While it may be easy to take a trip to the Oakley Playground and get into a game within minutes, pickup games can be elusive elsewhere, in part because of the increased popularity of "extreme sports" such as skateboarding. And some communities, including Forest Park and Springfield Township, have taken steps against outdoor basketball, citing reasons from noise to safety hazards.
Only a couple of teens honing their one-on-one games could be found one recent summer afternoon at Middletown's Sunset Park, once a mecca for pickup games. Players would come hundreds of miles to compete on the court, which became famous in the 1950s as Jerry Lucas led Middletown High to state domination before going on to star for Ohio State and in the National Basketball Association.
"It's a different game today than it was back then, because there are so many other things going on for kids today," said Jerry Nardiello, longtime sports columnist for the Middletown Journal. "Kids' days are so structured today for all the things they do. Back in the day, they would just get up and go out with their friends to play basketball."
And that suburban icon, the portable basketball goal at the end of the cul-de-sac, has been under fire. The Associated Press reported in June that communities in at least seven states have banned portable hoops. Forest Park, considering the hoops a dangerous, unnecessary obstruction, passed an ordinance prohibiting any "permanent or portable recreational equipment" from being placed in driveway aprons or roadways.
In Springfield Township, trustees are considering a resolution for action against nuisance basketball hoops. If more than half of residents within 300 feet of the basketball goal sign a petition requesting the goal be removed, the township may remove it.
"It's something the children are going to have a stake in," said Joseph Honerlaw, a trustee. "If the kids are going to be totally out of control, the residents living nearby can petition us."
Pickup games also have gotten blocked in some urban areas nationally, where outdoor courts were attracting gangs and drug activity. The city of Chicago has taken down rims from some outdoor courts because of such problems.
But Cincinnati encourages use of all its courts, city officials say.
"We haven't had any issues," said Mike Thomas, regional director for the Cincinnati Recreation Commission.
"And we encourage people to play at all of our outdoor and indoor courts."
Oakley's showcase has a good reputation. "Within the past five years we haven't had too many problems," said Mark Celsor, the service area coordinator. The complaints Celsor has heard from neighboring parents are relatively tame - the most common being curfew violations at the playground, which is next to the Oakley Community Center and within a few blocks of the Hyde Park Golf and Country Club.
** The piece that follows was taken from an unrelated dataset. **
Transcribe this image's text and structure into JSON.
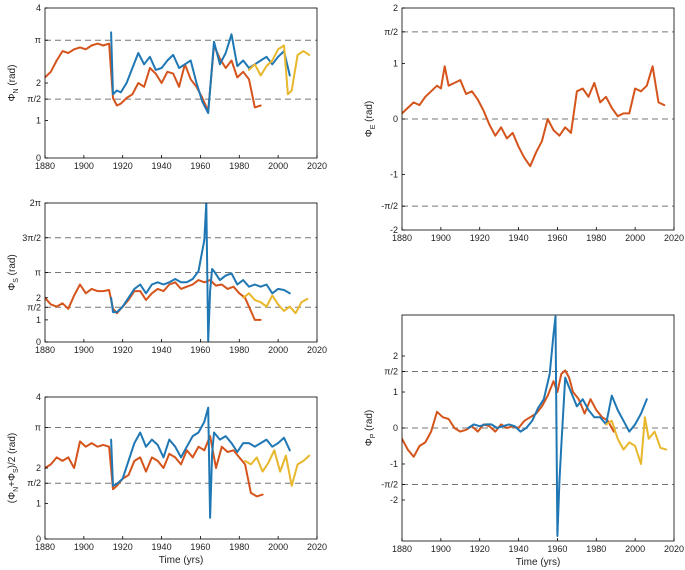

A pickup game is inherently impromptu. It just happens.
"Everybody knows what time to come down. And if there's no one down here, you just start playing with a ball and a hundred people will show up," says Kroeger, who will be a senior at Withrow High School this year.
Pickup basketball is a club where everyone is a member. Membership simply entails finding the meetings.
Oakley actually has two basketball courts, and it has its pecking order.
"Down there, that's where you develop your skills," says "Adidas" Blass, as he points to the back court, "and once you're good enough, you can play up here. This is the main event."
For these players, the game has developed into something more than just a way to improve their skills or kill time during the summer. It has become a social event, and making friends is just as much a part of the game as the game itself.
"If you want everybody around town to know you, just go around playing ball at different parks," says Blass, 20. An Oakley resident and regular, he sometimes plays at other courts in the Cincinnati area.
"You talk to people and they'll tell you where the places are," Blass says.
"It's the best way to meet people. I've got more friends here than I do on my street. We all grew up together here on the courts," Kroeger says.
"Once the sun goes down and everyone starts to come off work, there'll be a whole lot of people down here playing," Blass says. "Everyone will be standing along this fence watching and calling 'Next!'"
Reid Forgrave contributed to this report.